[gmx-users] seeming paradox with gmx wham
Alex
nedomacho at gmail.com
Mon Mar 12 00:37:41 CET 2018
Hi all,
I am looking at what appears to be a paradox. Consider the following
situation: we have a graphene membrane with a single pore of a
particular type. The pore is located at (x0, y0, h/2), where h is the
box height. The membrane is position-restrained along its perimeter and
immersed in a solution of NaCl. The pore is designed to trap anions --
and it does, if you artificially bring an anion close enough to the
mouth of the pore and run the simulation at, say, room temp.
However, the ions do not bind by themselves. 100s of nanoseconds of
simulations with high salt concentrations -- nothing. So, I expect a
high barrier associated with ion dehydration when entering the pore.
Following Justin's tutorial and generating a total of 30 1A-spaced
configs (15 below h/2, 15 above h/2) along (x0,y0), gmx wham yields a
6.5 kJ/mol barrier, which isn't high at all! Just from the pullf data
when generating the configs (pull along Z with x and y restrained), the
naive integral of the pulling force prior to overcoming the hydration
barrier yields 4 kJ/mol -- consistent with the WHAM result. But in
reality, ions (which aren't restrained around (x0,y0) are not observed
to bind, which brings us to my question...

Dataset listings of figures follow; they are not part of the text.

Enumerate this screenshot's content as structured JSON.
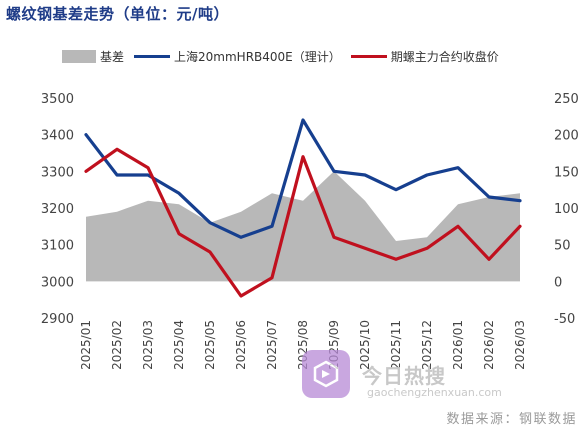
{
  "title": "螺纹钢基差走势（单位：元/吨）",
  "source": "数据来源：钢联数据",
  "watermark": {
    "name": "今日热搜",
    "url": "gaochengzhenxuan.com"
  },
  "colors": {
    "title": "#1f3c88",
    "basis": "#b8b8b8",
    "spot": "#163f8f",
    "futures": "#c0101e"
  },
  "chart_data": {
    "type": "line",
    "x": [
      "2025/01",
      "2025/02",
      "2025/03",
      "2025/04",
      "2025/05",
      "2025/06",
      "2025/07",
      "2025/08",
      "2025/09",
      "2025/10",
      "2025/11",
      "2025/12",
      "2026/01",
      "2026/02",
      "2026/03"
    ],
    "x_ticks": [
      "2025/01",
      "2025/02",
      "2025/03",
      "2025/04",
      "2025/05",
      "2025/06",
      "2025/07",
      "2025/08",
      "2025/09",
      "2025/10",
      "2025/11",
      "2025/12",
      "2026/01",
      "2026/02",
      "2026/03"
    ],
    "y_left": {
      "min": 2900,
      "max": 3500,
      "ticks": [
        2900,
        3000,
        3100,
        3200,
        3300,
        3400,
        3500
      ]
    },
    "y_right": {
      "min": -50,
      "max": 250,
      "ticks": [
        -50,
        0,
        50,
        100,
        150,
        200,
        250
      ]
    },
    "grid": false,
    "legend_position": "top",
    "series": [
      {
        "name": "基差",
        "axis": "right",
        "kind": "area",
        "color": "#b8b8b8",
        "values": [
          88,
          95,
          110,
          105,
          80,
          95,
          120,
          110,
          150,
          110,
          55,
          60,
          105,
          115,
          120
        ]
      },
      {
        "name": "上海20mmHRB400E（理计）",
        "axis": "left",
        "kind": "line",
        "color": "#163f8f",
        "values": [
          3400,
          3290,
          3290,
          3240,
          3160,
          3120,
          3150,
          3440,
          3300,
          3290,
          3250,
          3290,
          3310,
          3230,
          3220
        ]
      },
      {
        "name": "期螺主力合约收盘价",
        "axis": "left",
        "kind": "line",
        "color": "#c0101e",
        "values": [
          3300,
          3360,
          3310,
          3130,
          3080,
          2960,
          3010,
          3340,
          3120,
          3090,
          3060,
          3090,
          3150,
          3060,
          3150
        ]
      }
    ]
  }
}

It looks like when an ion approaches the pore parallel to the membrane
normal, the barrier is indeed low, while approach at an angle yields
higher barriers. It appears that WHAM produces the free energy curve
resulting from frequent sampling approach directions that have the
lowest possible barrier. Is it possible to modify this calculation to
give equal weight to all approach directions?